Facile Synthesis of Porous Carbonized Humic Acid as a Binder-Free Electrode for High-Capacitance Applications

Abstract

Creating sustainable electrode materials that are high-performance and low-cost is essential for the progress of next-generation supercapacitors. This work reports a binder-free supercapacitor electrode material synthesized via in situ growth of coal-derived humic acid (HA) on nickel foam (Ni-foam). The material (CHA@Ni-foam) was fabricated using a simple hydrothermal method followed by calcination, resulting in a porous and conductive carbon nanonetwork with enhanced electrochemical properties suitable for fast charge storage. Thorough structural and compositional evaluations, involving scanning electron microscopy (SEM), energy-dispersive X-ray spectroscopy (EDS), X-ray diffraction (XRD), X-ray photoelectron spectroscopy (XPS), and Fourier transform infrared spectroscopy (FTIR), verified the effective carbonization and incorporation of HA onto Ni-foam. Electrochemical testing in both 3-electrode and symmetric 2-electrode configurations demonstrated high performance. This binder-free CHA@Ni-foam electrode exhibited an ultrahigh specific capacitance (Cs) of 905.3 F/g (at 1.15 A/g current density) in 2 M KOH electrolyte.
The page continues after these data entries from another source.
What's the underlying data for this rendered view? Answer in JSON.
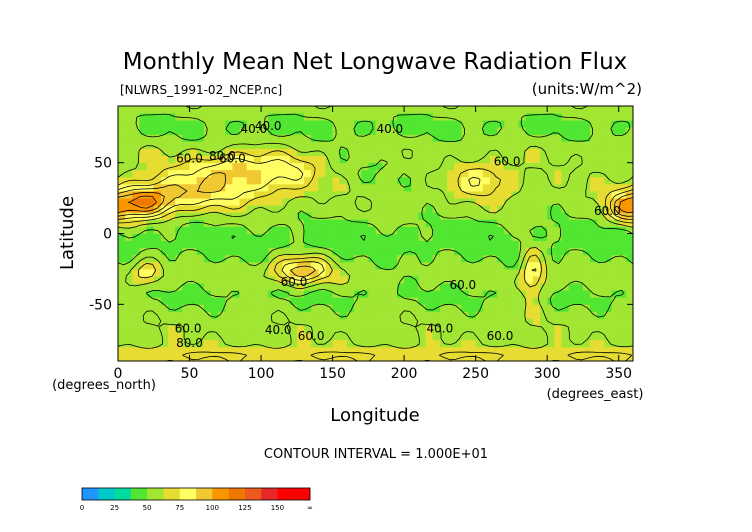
{
  "chart_data": {
    "type": "heatmap",
    "title": "Monthly Mean Net Longwave Radiation Flux",
    "subtitle_left": "[NLWRS_1991-02_NCEP.nc]",
    "subtitle_right": "(units:W/m^2)",
    "xlabel": "Longitude",
    "ylabel": "Latitude",
    "x_unit_label": "(degrees_east)",
    "y_unit_label": "(degrees_north)",
    "xlim": [
      0,
      360
    ],
    "ylim": [
      -90,
      90
    ],
    "x_ticks": [
      0,
      50,
      100,
      150,
      200,
      250,
      300,
      350
    ],
    "y_ticks": [
      -50,
      0,
      50
    ],
    "footer": "CONTOUR INTERVAL = 1.000E+01",
    "contour_labels": [
      {
        "text": "40.0",
        "lon": 95,
        "lat": 71
      },
      {
        "text": "40.0",
        "lon": 105,
        "lat": 73
      },
      {
        "text": "60.0",
        "lon": 50,
        "lat": 50
      },
      {
        "text": "80.0",
        "lon": 73,
        "lat": 52
      },
      {
        "text": "60.0",
        "lon": 80,
        "lat": 50
      },
      {
        "text": "60.0",
        "lon": 272,
        "lat": 48
      },
      {
        "text": "60.0",
        "lon": 123,
        "lat": -37
      },
      {
        "text": "60.0",
        "lon": 49,
        "lat": -70
      },
      {
        "text": "40.0",
        "lon": 112,
        "lat": -71
      },
      {
        "text": "60.0",
        "lon": 135,
        "lat": -75
      },
      {
        "text": "80.0",
        "lon": 50,
        "lat": -80
      },
      {
        "text": "60.0",
        "lon": 241,
        "lat": -39
      },
      {
        "text": "40.0",
        "lon": 225,
        "lat": -70
      },
      {
        "text": "60.0",
        "lon": 267,
        "lat": -75
      },
      {
        "text": "40.0",
        "lon": 190,
        "lat": 71
      },
      {
        "text": "60.0",
        "lon": 342,
        "lat": 13
      }
    ],
    "colorbar": {
      "ticks": [
        "0",
        "25",
        "50",
        "75",
        "100",
        "125",
        "150",
        "∞"
      ],
      "colors": [
        "#1e96ff",
        "#00c8c8",
        "#00dca0",
        "#50e632",
        "#a0e632",
        "#e6dc32",
        "#ffff64",
        "#f0c832",
        "#fa9600",
        "#f07800",
        "#ec5a1e",
        "#e62828",
        "#ff0000",
        "#ff0000"
      ]
    }
  }
}
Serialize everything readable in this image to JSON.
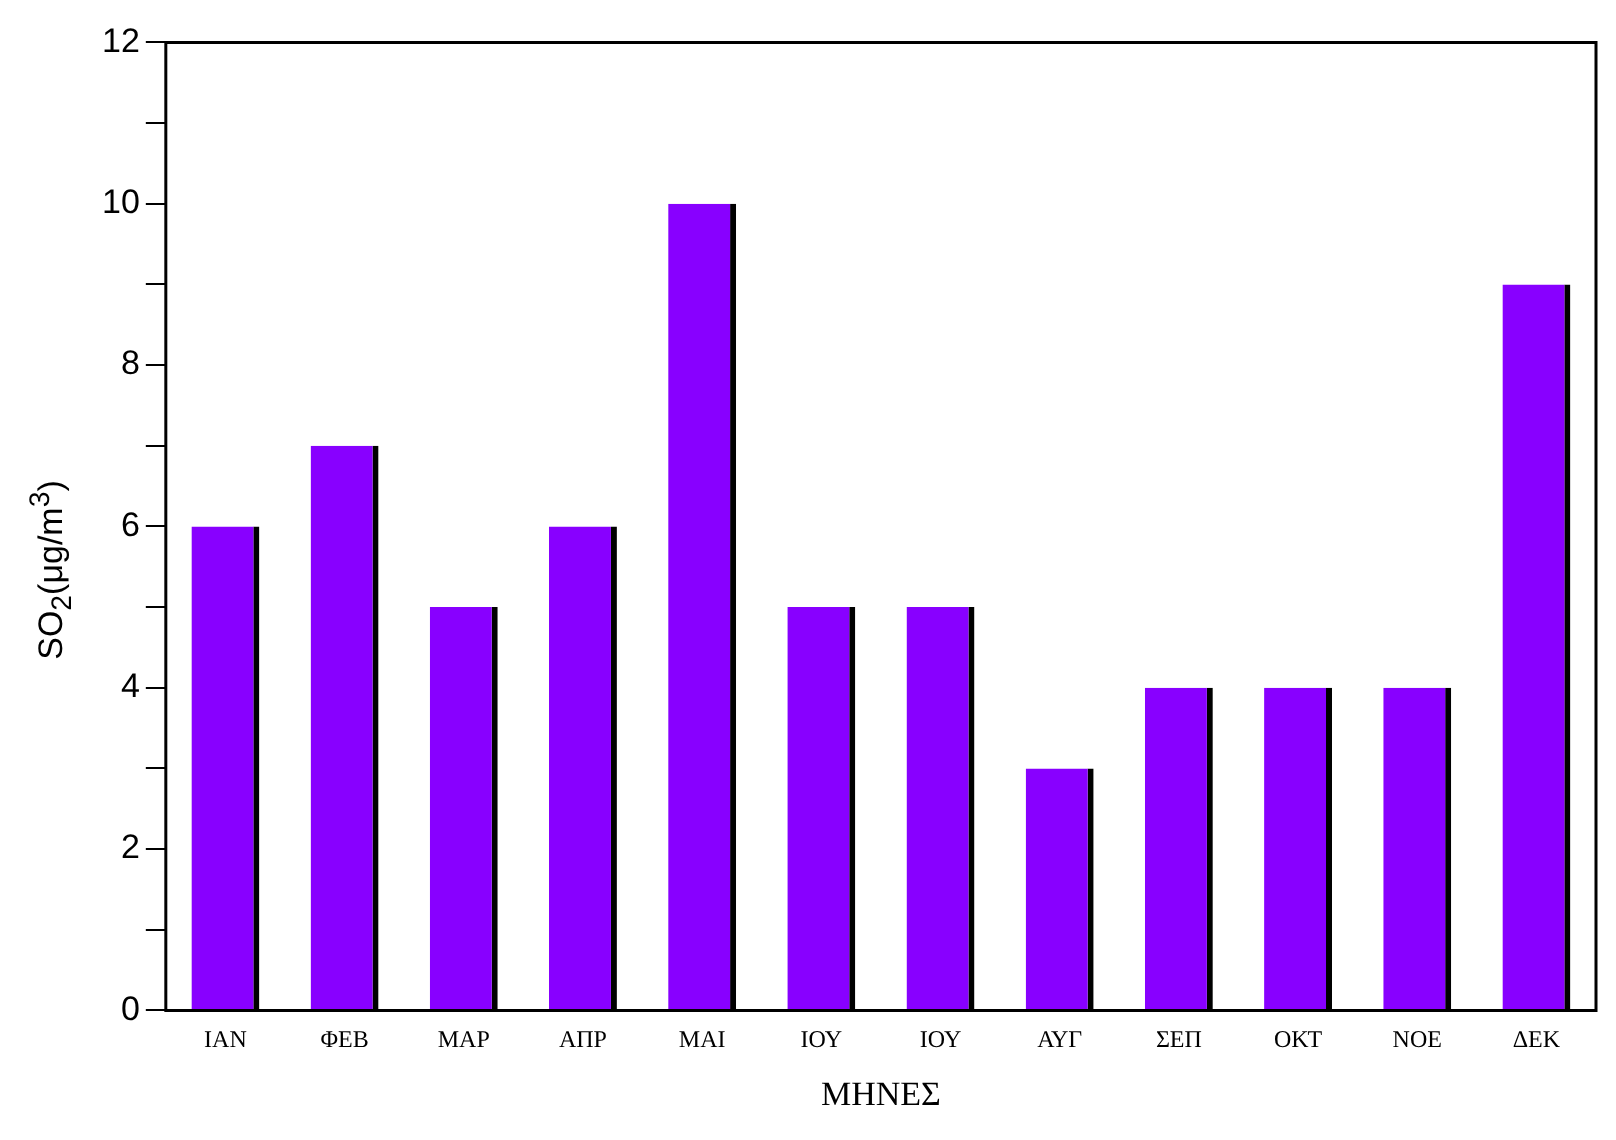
{
  "chart_data": {
    "type": "bar",
    "xlabel": "ΜΗΝΕΣ",
    "ylabel": "SO$_{2}$(μg/m$^{3}$)",
    "categories": [
      "ΙΑΝ",
      "ΦΕΒ",
      "ΜΑΡ",
      "ΑΠΡ",
      "ΜΑΙ",
      "ΙΟΥ",
      "ΙΟΥ",
      "ΑΥΓ",
      "ΣΕΠ",
      "ΟΚΤ",
      "ΝΟΕ",
      "ΔΕΚ"
    ],
    "values": [
      6,
      7,
      5,
      6,
      10,
      5,
      5,
      3,
      4,
      4,
      4,
      9
    ],
    "color": "#8800ff",
    "ylim": [
      0,
      12
    ],
    "yticks": [
      0,
      {
        "value": 1,
        "label": null
      },
      2,
      {
        "value": 3,
        "label": null
      },
      4,
      {
        "value": 5,
        "label": null
      },
      6,
      {
        "value": 7,
        "label": null
      },
      8,
      {
        "value": 9,
        "label": null
      },
      10,
      {
        "value": 11,
        "label": null
      },
      12
    ],
    "grid": false,
    "legend": false
  }
}
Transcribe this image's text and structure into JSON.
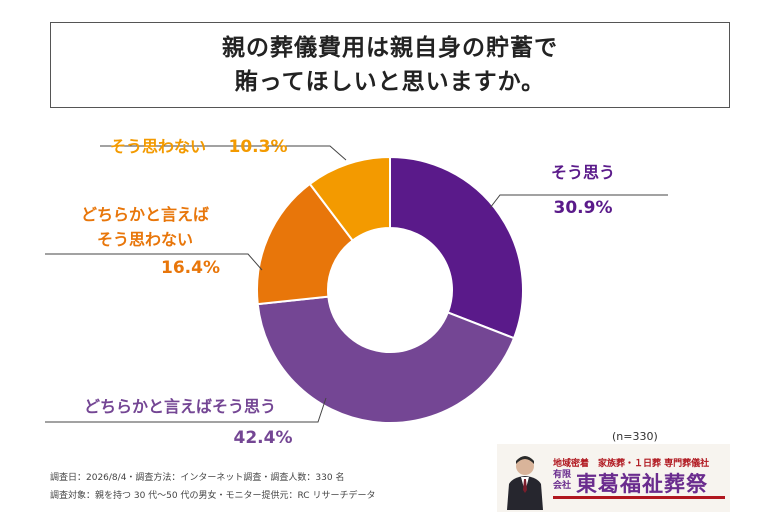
{
  "title": {
    "line1": "親の葬儀費用は親自身の貯蓄で",
    "line2": "賄ってほしいと思いますか。"
  },
  "chart_data": {
    "type": "pie",
    "donut": true,
    "categories": [
      "そう思う",
      "どちらかと言えばそう思う",
      "どちらかと言えばそう思わない",
      "そう思わない"
    ],
    "values": [
      30.9,
      42.4,
      16.4,
      10.3
    ],
    "value_labels": [
      "30.9%",
      "42.4%",
      "16.4%",
      "10.3%"
    ],
    "colors": [
      "#5a1a8a",
      "#744694",
      "#e8760a",
      "#f39a00"
    ],
    "label_colors": [
      "#5a1a8a",
      "#744694",
      "#e8760a",
      "#f39a00"
    ],
    "label_lines": [
      [
        "そう思う"
      ],
      [
        "どちらかと言えばそう思う"
      ],
      [
        "どちらかと言えば",
        "そう思わない"
      ],
      [
        "そう思わない"
      ]
    ]
  },
  "sample_size": "(n=330)",
  "survey": {
    "line1": "調査日：2026/8/4・調査方法：インターネット調査・調査人数：330 名",
    "line2": "調査対象：親を持つ 30 代〜50 代の男女・モニター提供元：RC リサーチデータ"
  },
  "company": {
    "tagline": "地域密着　家族葬・１日葬 専門葬儀社",
    "type": "有限会社",
    "name": "東葛福祉葬祭"
  }
}
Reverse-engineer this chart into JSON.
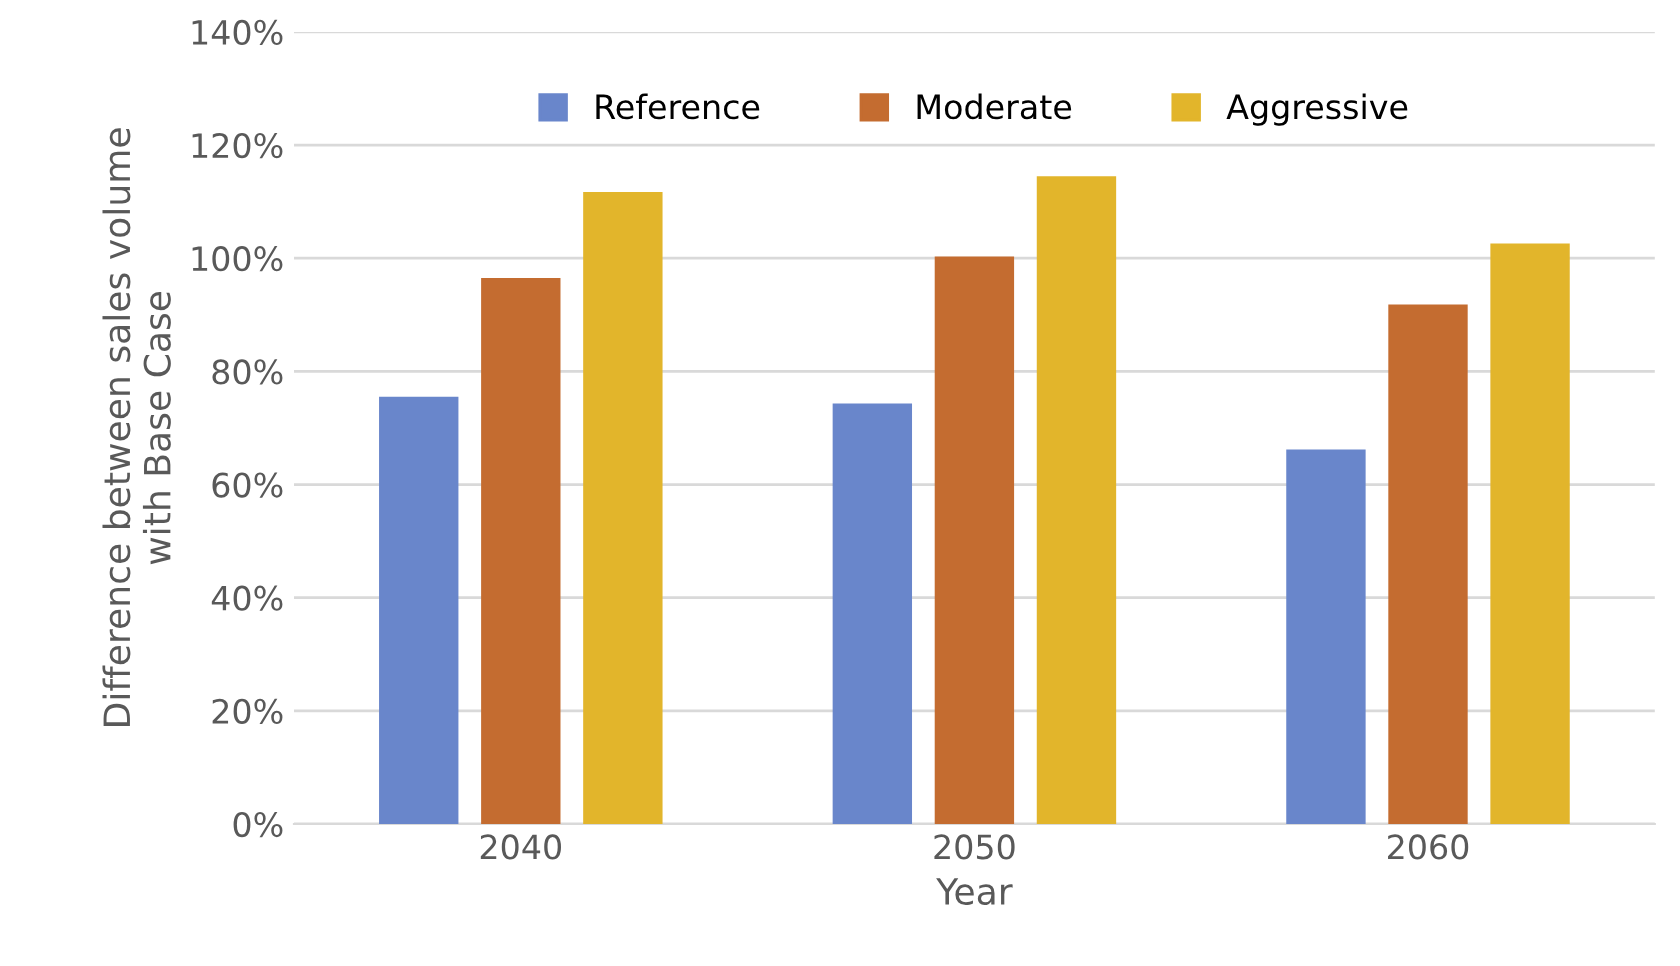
{
  "chart_data": {
    "type": "bar",
    "categories": [
      "2040",
      "2050",
      "2060"
    ],
    "series": [
      {
        "name": "Reference",
        "color": "#6986cb",
        "values": [
          75.5,
          74.3,
          66.2
        ]
      },
      {
        "name": "Moderate",
        "color": "#c46c30",
        "values": [
          96.5,
          100.3,
          91.8
        ]
      },
      {
        "name": "Aggressive",
        "color": "#e2b52b",
        "values": [
          111.7,
          114.5,
          102.6
        ]
      }
    ],
    "xlabel": "Year",
    "ylabel": "Difference between sales volume\nwith Base Case",
    "ylim": [
      0,
      140
    ],
    "yticks": [
      {
        "value": 0,
        "label": "0%"
      },
      {
        "value": 20,
        "label": "20%"
      },
      {
        "value": 40,
        "label": "40%"
      },
      {
        "value": 60,
        "label": "60%"
      },
      {
        "value": 80,
        "label": "80%"
      },
      {
        "value": 100,
        "label": "100%"
      },
      {
        "value": 120,
        "label": "120%"
      },
      {
        "value": 140,
        "label": "140%"
      }
    ],
    "grid": "y",
    "legend": "top"
  }
}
The symmetric device delivered a high specific energy (E) of 75.0 W·h/kg and a specific power (P) of 150.2 W/kg within a 1.6 V operating window, with capacitance retention of 101.4% after 10,000 cycles of GCD. The combined benefits of low-cost coal-derived HA, binder-free architecture, and scalable fabrication suggest strong potential for CHA@Ni-foam as a high-performance electrode material for high-power energy storage applications.